À l’eau le BAPE et Heurtel!

Brigitte Breton, Le Soleil, publié le 14 août 2015

(Québec) Le gouvernement Couillard et son ministre de l’Environnement, David Heurtel, souffraient déjà d’un déficit de crédibilité pour la façon dont ils ont mené le projet de TransCanada à Cacouna. Leur volte-face – car il en s’agit bien d’une – dans le projet d’agrandissement du port de Québec entretient le scepticisme.

Tout le printemps et jusqu’à la mi-juillet, le ministre Heurtel persistait à dire qu’il tenait à un Bureau d’audiences publiques sur l’environnement (BAPE) pour évaluer le projet d’expansion du port de Québec. Il prévenait l’administration du port que les lois québécoises devaient s’appliquer et qu’elle ne pouvait évoquer que le port se situe en territoire fédéral pour se soustraire à la Loi sur la qualité de l’environnement ou agir à sa guise. Québec est d’ailleurs devant les tribunaux pour défendre sa compétence en la matière.

Le 31 juillet, cette fermeté disparaît. Dans un communiqué, le ministre indique que son gouvernement fera valoir les préoccupations du Québec en participant étroitement au processus d’évaluation environnementale qui découle de l’initiative du Port et de la ministre fédérale de l’Environnement d’assujettir le projet d’expansion à la Loi canadienne sur l’évaluation environnementale. À l’eau le BAPE, à l’eau le ministre québécois de l’Environnement.

On peut toujours accuser l’opposition péquiste de faire de la partisanerie en affirmant que le ministre «s’est couché devant l’administration portuaire et le fédéral». Que l’on soit fédéraliste ou souverainiste, il n’en demeure pas moins que le changement de ton de M. Heurtel en l’espace de deux semaines est étonnant et inquiétant.

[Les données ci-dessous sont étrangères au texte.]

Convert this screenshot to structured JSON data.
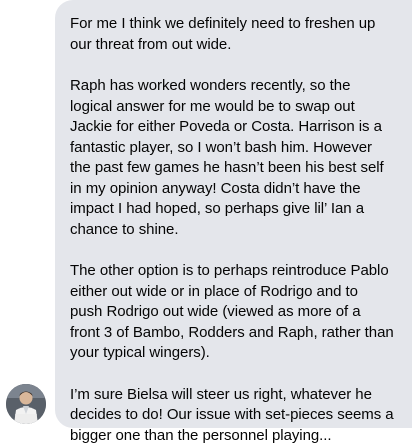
{
  "message": {
    "paragraphs": [
      "For me I think we definitely need to freshen up our threat from out wide.",
      "Raph has worked wonders recently, so the logical answer for me would be to swap out Jackie for either Poveda or Costa. Harrison is a fantastic player, so I won’t bash him. However the past few games he hasn’t been his best self in my opinion anyway! Costa didn’t have the impact I had hoped, so perhaps give lil’ Ian a chance to shine.",
      "The other option is to perhaps reintroduce Pablo either out wide or in place of Rodrigo and to push Rodrigo out wide (viewed as more of a front 3 of Bambo, Rodders and Raph, rather than your typical wingers).",
      "I’m sure Bielsa will steer us right, whatever he decides to do! Our issue with set-pieces seems a bigger one than the personnel playing..."
    ]
  },
  "avatar": {
    "icon": "user-avatar-photo"
  },
  "colors": {
    "bubble_bg": "#e4e6eb",
    "text": "#050505",
    "page_bg": "#ffffff"
  }
}
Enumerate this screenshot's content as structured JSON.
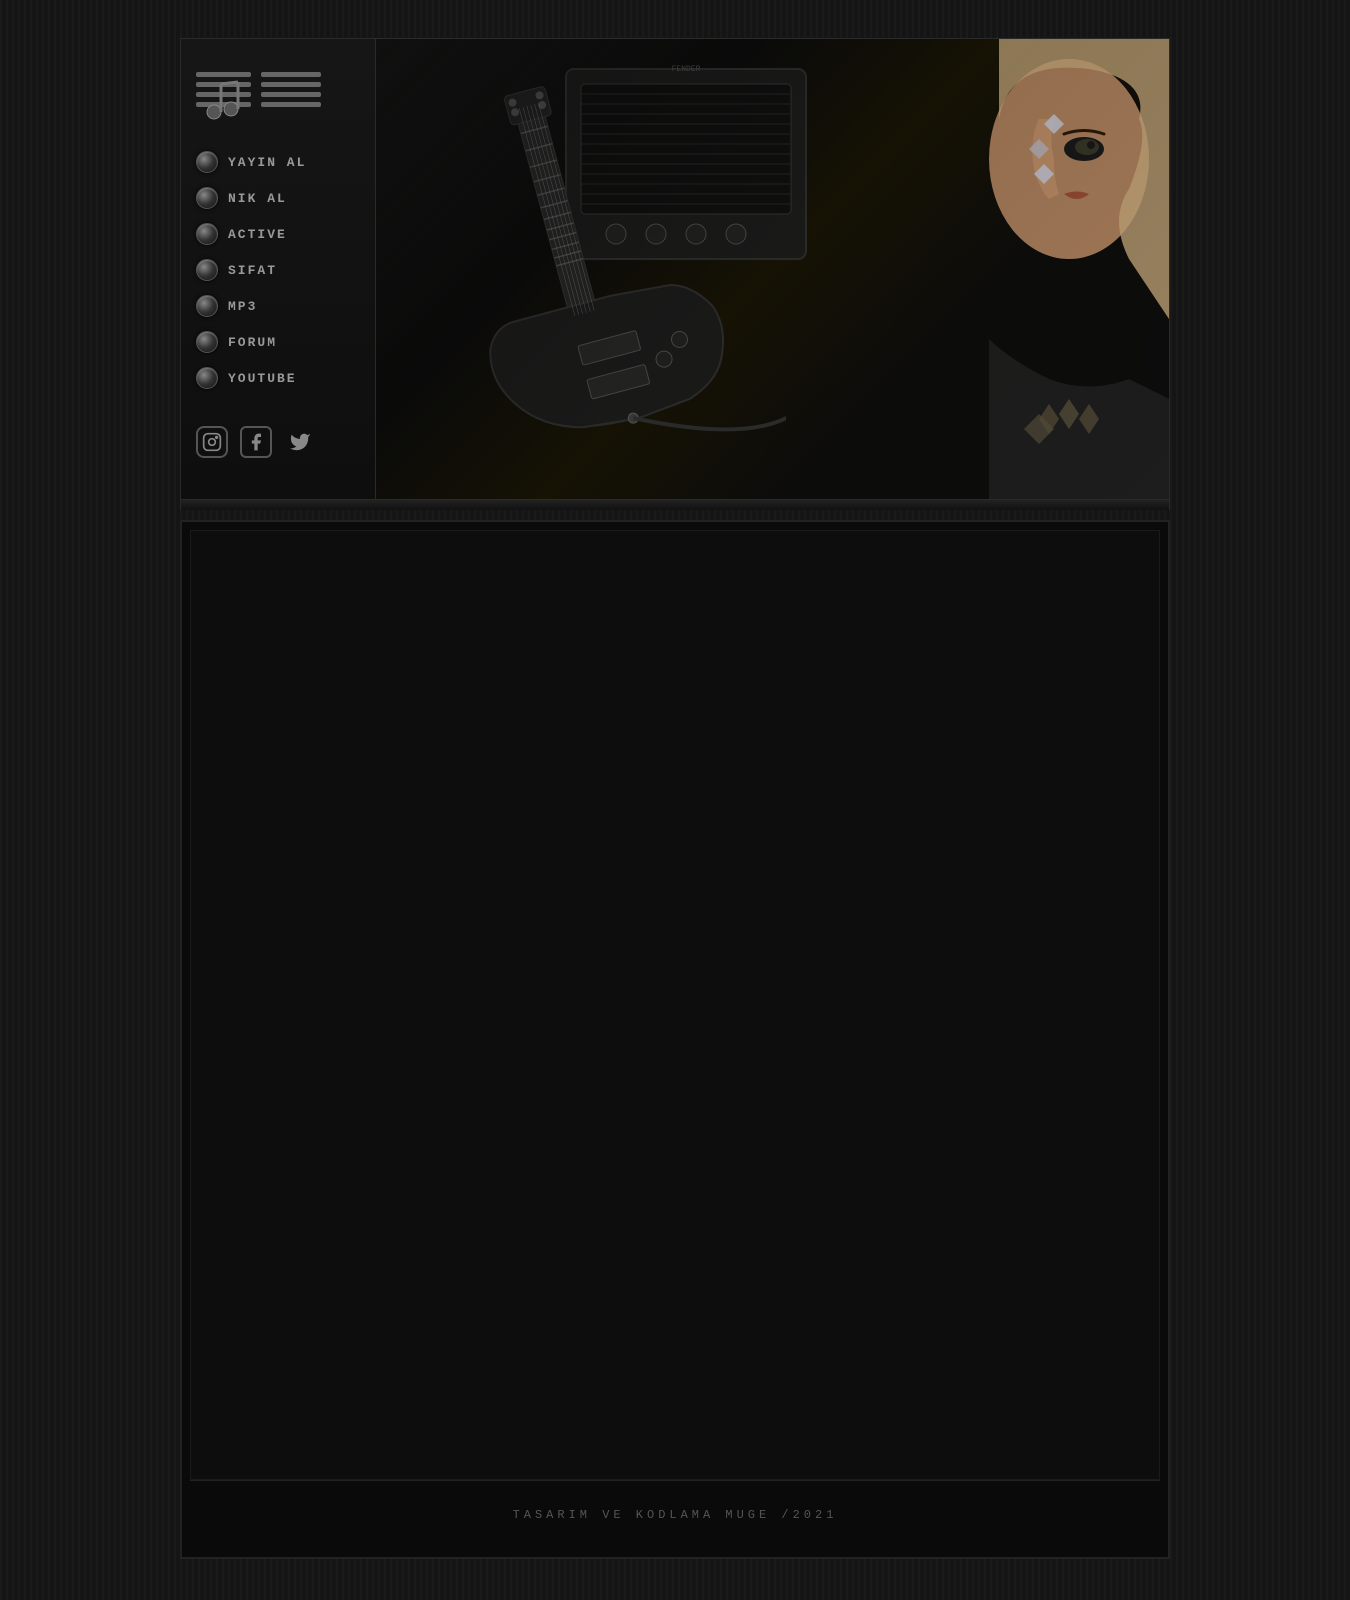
{
  "site": {
    "background_color": "#111111"
  },
  "nav": {
    "items": [
      {
        "id": "yayin-al",
        "label": "YAYIN AL"
      },
      {
        "id": "nik-al",
        "label": "NIK AL"
      },
      {
        "id": "active",
        "label": "ACTIVE"
      },
      {
        "id": "sifat",
        "label": "SIFAT"
      },
      {
        "id": "mp3",
        "label": "MP3"
      },
      {
        "id": "forum",
        "label": "FORUM"
      },
      {
        "id": "youtube",
        "label": "YOUTUBE"
      }
    ]
  },
  "social": {
    "instagram_label": "instagram-icon",
    "facebook_label": "facebook-icon",
    "twitter_label": "twitter-icon"
  },
  "footer": {
    "text": "TASARIM VE KODLAMA MUGE /2021"
  },
  "logo": {
    "alt": "Site Logo"
  }
}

Le ministre québécois présente comme un point positif le fait qu’il n’y aura qu’un seul processus environnemental. On pourrait se réjouir du non-dédoublement des évaluations et des ressources humaines et financières si un climat de confiance régnait et s’il s’agissait d’une véritable évaluation commune. Ce qui n’est pas le cas. Ottawa est maître à bord.

Ces derniers temps, le Port de Québec ne s’est pas toujours révélé le meilleur citoyen «corporatif». Ceux qui habitent près de ses installations et subissent la poussière rouge en savent quelque chose. Le gouvernement fédéral ne s’est pas montré non plus un grand défenseur de l’environnement et des intérêts des simples citoyens. Dirigé par les conservateurs de Stephen Harper, le gouvernement ne se gêne pas non plus pour imposer sa vision aux provinces.

C’est aussi ce même gouvernement qui, en 2012, par un projet de loi budgétaire mammouth, a modifié le processus fédéral d’évaluation environnementale. Dès l’application de cette loi, des centaines d’évaluations environnementales n’ont plus été requises au Québec. Il faut aussi souligner que le gouvernement conservateur accorde peu d’importance aux études des scientifiques.

Dans un tel contexte, difficile d’avoir une confiance absolue en Ottawa et en l’Agence canadienne d’évaluation environnementale. L’automne dernier, la Commissaire à l’environnement et au développement durable reprochait d’ailleurs à l’Agence de ne pas expliquer comment elle détermine les types de projet qui doivent être soumis à des évaluations. Le cas du Port de Québec constitue un bel exemple. L’Agence avait d’abord jugé que le projet d’agrandissement n’avait pas à être soumis à son regard et a changé d’avis. Bref, bien des éléments pour susciter la méfiance.

Dans le communiqué du 31 juillet, M. Heurtel rappelle que la priorité «est de veiller à la sécurité des citoyens et à la protection de l’environnement, tout en assurant la réalisation de projets porteurs pour le Québec». Des considérations économiques à court terme semblent manifestement avoir fait pencher la balance et forcer le ministre à modifier son discours.